Berita Terkini, Eksklusif di Channel WhatsApp Inilahkoran.id
INILAHKORAN, Bandung - Menteri Perhubungan Budi Karya Sumadi menyambut baik seminar nasional bertajuk Arah Kebijakan Transportasi Nasional dan Penguatan Angkutan Umum Perkotaan di Indonesia, yang digagas Masyarakat Transportasi Indonesia (MTI) di Aula ITB, Senin 14 Oktober 2024.
Sebab, Budi Karya mengakui Bandung Raya sudah darurat dan harus ditolong. Maka dari itu, Kemenhub kata dia selalu fokus berkegiatan di Kota Bandung dan BIJB Kertajati.
Sejumlah upaya kata Menhub Budi telah dilakukan, antaranya elektrifikasi kereta Timur-Barat, Cicalengka-Padalarang. Dimana sudah bisa berfungsi pada tahun ini.
Tidak sampai disitu, Autonomous Rail Transit (ART) juga diusulkan. Dia berharap, pemerintah pusat dan daerah dapat bersinergi dalam merealisasikannya.
"Anggarannya tidak terlalu mahal. Jadi mungkin bisa sharing dan itu bisa menyelesaikan Utara-Selatan," kata Menhub Budi Karya.
Selain itu, bantuan Bank Dunia pada Jawa Barat sekitar Rp1 triliun untuk penyediaan bus dan eletric vehicle (EV) diharapkan segera dilakukan, guna memenuhi kebutuhan moda transportasi massal. Baik BRT, BTS maupun KRL.
"Sehingga Bandung menjadi lebih baik. Tidak macet, lebih nyaman," ucapnya.
Terlebih pemerintah pusat kata dia, juga memiliki agenda penting dalam membangun konektivitas mewujudkan Indonesiasentris.
"Menghubungkan seluruh Indonesia dan tidak hanya di Jawa, khusus berkaitan angkutan masal perkotaan," imbuhnya.
Selain itu, pihaknya juga bakal mendorong BIJB Kertajati, Kabupaten Majalengka.

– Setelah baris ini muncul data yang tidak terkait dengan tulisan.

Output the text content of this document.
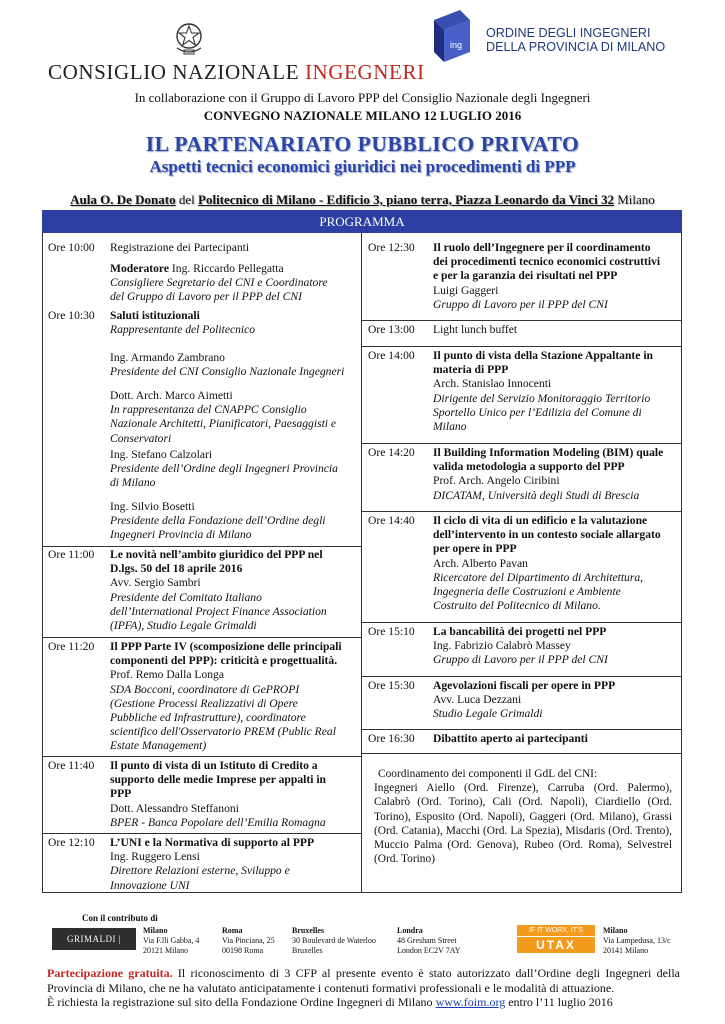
CONSIGLIO NAZIONALE INGEGNERI
ing
ORDINE DEGLI INGEGNERI
DELLA PROVINCIA DI MILANO
In collaborazione con il Gruppo di Lavoro PPP del Consiglio Nazionale degli Ingegneri
CONVEGNO NAZIONALE MILANO 12 LUGLIO 2016
IL PARTENARIATO PUBBLICO PRIVATO
Aspetti tecnici economici giuridici nei procedimenti di PPP
Aula O. De Donato del Politecnico di Milano - Edificio 3, piano terra, Piazza Leonardo da Vinci 32 Milano
PROGRAMMA
Ore 10:00 Registrazione dei Partecipanti
Moderatore Ing. Riccardo Pellegatta
Consigliere Segretario del CNI e Coordinatore
del Gruppo di Lavoro per il PPP del CNI
Ore 10:30 Saluti istituzionali
Rappresentante del Politecnico
Ing. Armando Zambrano
Presidente del CNI Consiglio Nazionale Ingegneri
Dott. Arch. Marco Aimetti
In rappresentanza del CNAPPC Consiglio
Nazionale Architetti, Pianificatori, Paesaggisti e
Conservatori
Ing. Stefano Calzolari
Presidente dell’Ordine degli Ingegneri Provincia
di Milano
Ing. Silvio Bosetti
Presidente della Fondazione dell’Ordine degli
Ingegneri Provincia di Milano
Ore 11:00 Le novità nell’ambito giuridico del PPP nel
D.lgs. 50 del 18 aprile 2016
Avv. Sergio Sambri
Presidente del Comitato Italiano
dell’International Project Finance Association
(IPFA), Studio Legale Grimaldi
Ore 11:20 Il PPP Parte IV (scomposizione delle principali
componenti del PPP): criticità e progettualità.
Prof. Remo Dalla Longa
SDA Bocconi, coordinatore di GePROPI
(Gestione Processi Realizzativi di Opere
Pubbliche ed Infrastrutture), coordinatore
scientifico dell'Osservatorio PREM (Public Real
Estate Management)
Ore 11:40 Il punto di vista di un Istituto di Credito a
supporto delle medie Imprese per appalti in
PPP
Dott. Alessandro Steffanoni
BPER - Banca Popolare dell’Emilia Romagna
Ore 12:10 L’UNI e la Normativa di supporto al PPP
Ing. Ruggero Lensi
Direttore Relazioni esterne, Sviluppo e
Innovazione UNI
Ore 12:30 Il ruolo dell’Ingegnere per il coordinamento
dei procedimenti tecnico economici costruttivi
e per la garanzia dei risultati nel PPP
Luigi Gaggeri
Gruppo di Lavoro per il PPP del CNI
Ore 13:00 Light lunch buffet
Ore 14:00 Il punto di vista della Stazione Appaltante in
materia di PPP
Arch. Stanislao Innocenti
Dirigente del Servizio Monitoraggio Territorio
Sportello Unico per l’Edilizia del Comune di
Milano
Ore 14:20 Il Building Information Modeling (BIM) quale
valida metodologia a supporto del PPP
Prof. Arch. Angelo Ciribini
DICATAM, Università degli Studi di Brescia
Ore 14:40 Il ciclo di vita di un edificio e la valutazione
dell’intervento in un contesto sociale allargato
per opere in PPP
Arch. Alberto Pavan
Ricercatore del Dipartimento di Architettura,
Ingegneria delle Costruzioni e Ambiente
Costruito del Politecnico di Milano.
Ore 15:10 La bancabilità dei progetti nel PPP
Ing. Fabrizio Calabrò Massey
Gruppo di Lavoro per il PPP del CNI
Ore 15:30 Agevolazioni fiscali per opere in PPP
Avv. Luca Dezzani
Studio Legale Grimaldi
Ore 16:30 Dibattito aperto ai partecipanti
Coordinamento dei componenti il GdL del CNI:
Ingegneri Aiello (Ord. Firenze), Carruba (Ord. Palermo), Calabrò (Ord. Torino), Cali (Ord. Napoli), Ciardiello (Ord. Torino), Esposito (Ord. Napoli), Gaggeri (Ord. Milano), Grassi (Ord. Catania), Macchi (Ord. La Spezia), Misdaris (Ord. Trento), Muccio Palma (Ord. Genova), Rubeo (Ord. Roma), Selvestrel (Ord. Torino)
Con il contributo di
GRIMALDI | STUDIO LEGALE
Milano
Via F.lli Gabba, 4
20121 Milano
Roma
Via Pinciana, 25
00198 Roma
Bruxelles
30 Boulevard de Waterloo
Bruxelles
Londra
48 Gresham Street
London EC2V 7AY
IF IT WORX, IT'S
UTAX
Milano
Via Lampedusa, 13/c
20141 Milano
Partecipazione gratuita. Il riconoscimento di 3 CFP al presente evento è stato autorizzato dall’Ordine degli Ingegneri della Provincia di Milano, che ne ha valutato anticipatamente i contenuti formativi professionali e le modalità di attuazione.
È richiesta la registrazione sul sito della Fondazione Ordine Ingegneri di Milano www.foim.org entro l’11 luglio 2016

Para penyedia jasa atau travel agent kata dia sudah dikumpulkan, untuk meminta melakukan keberangkatan umrah dari BIJB Kertajati.
"Dalam dua minggu ini ada umrah. Dua kali seminggu," ungkapnya.
Sementara, Pj Gubernur Jabar Bey Machmudin menyambut baik apa yang telah dilakukan Kemenhub, untuk Jabar.
"Itu pastinya akan membantu masyarakat di Bandung Raya," ucapnya.
Demikian pula soal BIJB Kertajati, dimana harapannya dengan adanya peningkatan okupansi dari umrah. Tidak hanya meramaikan BIJB, tetapi juga diharapkan mampu mendongkrak perekonomian masyarakat sekitar bandara.
"Karena kalau umrah itu kan satu orang diantarkan 2-3 keluarga. Jadi kebayang ekonomi akan tumbuh disana. Tidak hanya penumpang, tapi juga UMKM," tuturnya.
Dia berharap, dengan serangkaian kolaborasi dalam membangun sistem transportasi di Jabar, dapat mengurai masalah kemacetan.
Tinggal berpikir mencari solusi, bagaimana mengubah kebiasaan masyarakat dari penggunaan transportasi pribadi ke massal.
"Kami sampai minta bantuan ke antropolog, untuk bagaimana memindahkan prilaku masyarakat. Jadi mudah-mudahan segera terwujud transportasi di Bandung Raya ini, akan semakin nyaman," pungkasnya.